„19 sierpnia 1991 r. zadecydowały się losy ZSRR”, pisze na pierwszej stronie La Tribune de Genève, przypominając, że 20 lat temu radziecki przywódca Michaił Gorbaczow stał się ofiarą „zamachu stanu, najgorzej w historii świata przygotowanego. I paradoksalnie mającego, być może, największy na tę historię wpływ”.
W istocie „kilka miesięcy później Gorbaczow podał się do dymisji”, przypomina w swym komentarzu szwajcarski dziennik, by za chwilę ulec pokusie „porównania arabskiej wiosny z końcem komunizmu.(...) Za każdym razem byliśmy świadkami wyłaniania się dążeń do wolności w skostniałych systemach politycznych. (…) Koniec epoki ZSRR czy też rewolucje arabskie sprawiają wrażenie, że Historia znów jest wprawiona w ruch, po długim okresie lodowacenia”.

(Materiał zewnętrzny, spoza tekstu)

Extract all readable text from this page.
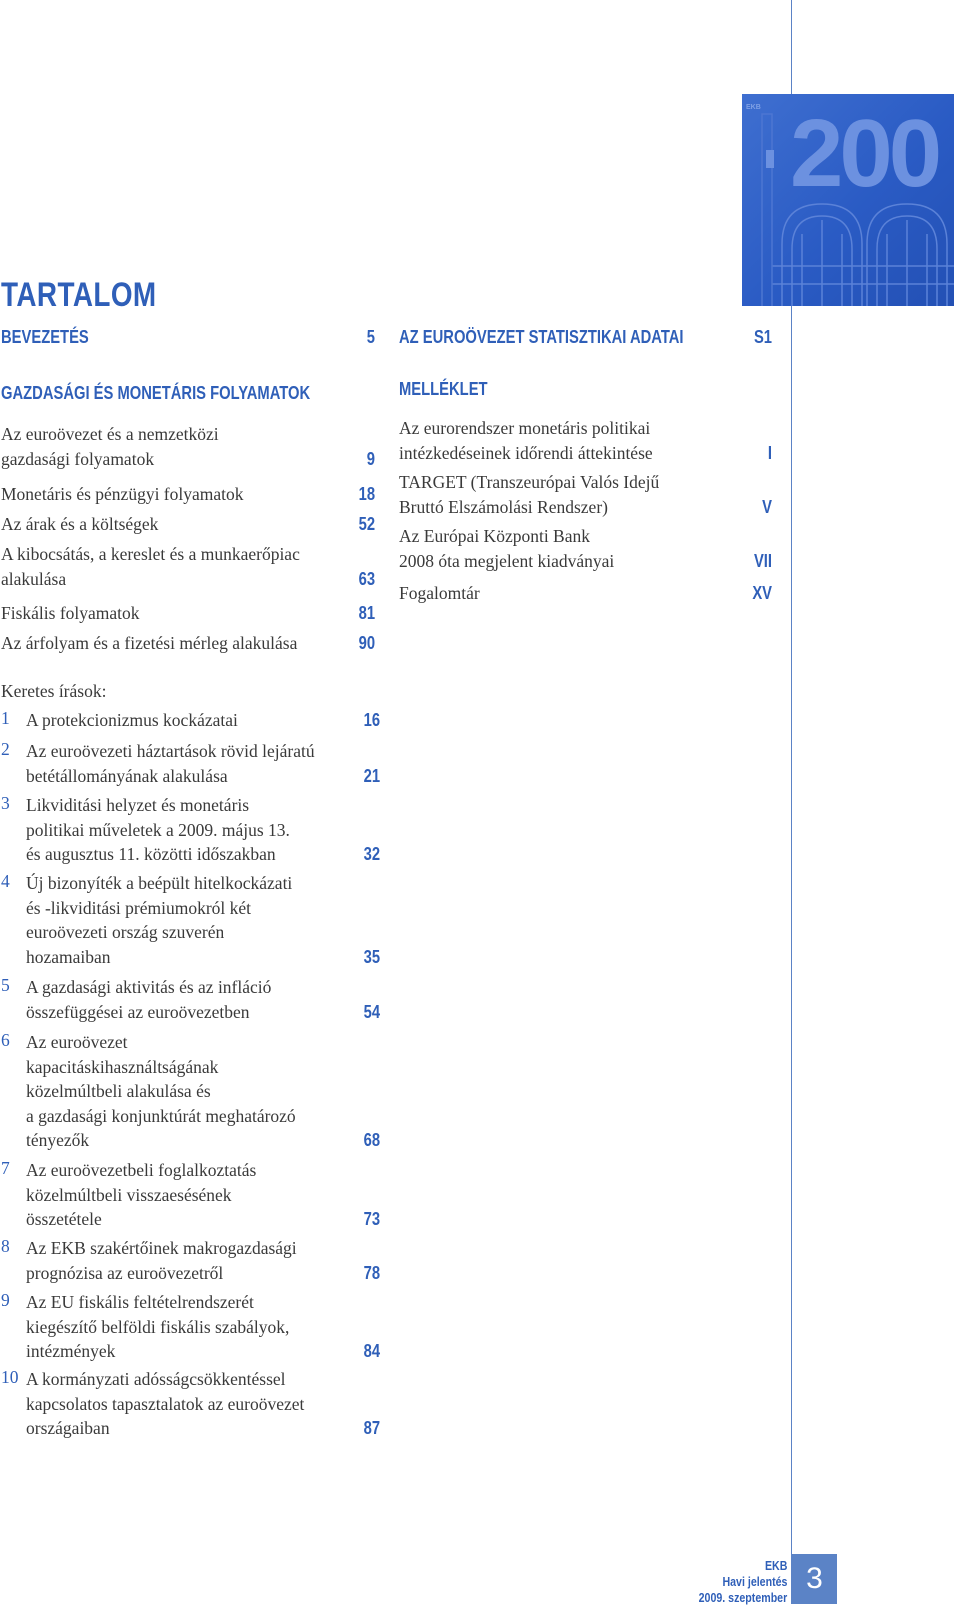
EKB 200
TARTALOM
BEVEZETÉS	5
GAZDASÁGI ÉS MONETÁRIS FOLYAMATOK
Az euroövezet és a nemzetközi
gazdasági folyamatok	9
Monetáris és pénzügyi folyamatok	18
Az árak és a költségek	52
A kibocsátás, a kereslet és a munkaerőpiac
alakulása	63
Fiskális folyamatok	81
Az árfolyam és a fizetési mérleg alakulása	90
AZ EUROÖVEZET STATISZTIKAI ADATAI	S1
MELLÉKLET
Az eurorendszer monetáris politikai
intézkedéseinek időrendi áttekintése	I
TARGET (Transzeurópai Valós Idejű
Bruttó Elszámolási Rendszer)	V
Az Európai Központi Bank
2008 óta megjelent kiadványai	VII
Fogalomtár	XV
Keretes írások:
1 A protekcionizmus kockázatai	16
2 Az euroövezeti háztartások rövid lejáratú
betétállományának alakulása	21
3 Likviditási helyzet és monetáris
politikai műveletek a 2009. május 13.
és augusztus 11. közötti időszakban	32
4 Új bizonyíték a beépült hitelkockázati
és -likviditási prémiumokról két
euroövezeti ország szuverén
hozamaiban	35
5 A gazdasági aktivitás és az infláció
összefüggései az euroövezetben	54
6 Az euroövezet
kapacitáskihasználtságának
közelmúltbeli alakulása és
a gazdasági konjunktúrát meghatározó
tényezők	68
7 Az euroövezetbeli foglalkoztatás
közelmúltbeli visszaesésének
összetétele	73
8 Az EKB szakértőinek makrogazdasági
prognózisa az euroövezetről	78
9 Az EU fiskális feltételrendszerét
kiegészítő belföldi fiskális szabályok,
intézmények	84
10 A kormányzati adósságcsökkentéssel
kapcsolatos tapasztalatok az euroövezet
országaiban	87
EKB
Havi jelentés
2009. szeptember
3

La Tribune de Genève pisze w zakończeniu o kontraście między wizerunkiem, jaki ma u Rosjan ostatni przywódca ZSRR, a „naszym spojrzeniem”. Nie widzą oni bowiem w Gorbaczowie bohatera w walce o wolność, którego my wielbimy. Tak jak my nie widzimy w Bractwie Muzułmańskim prawdziwych wyzwolicieli. Tymczasem to właśnie oni pobudzają do działania w Kairze. Może warto o tej lekcja historii pamiętać.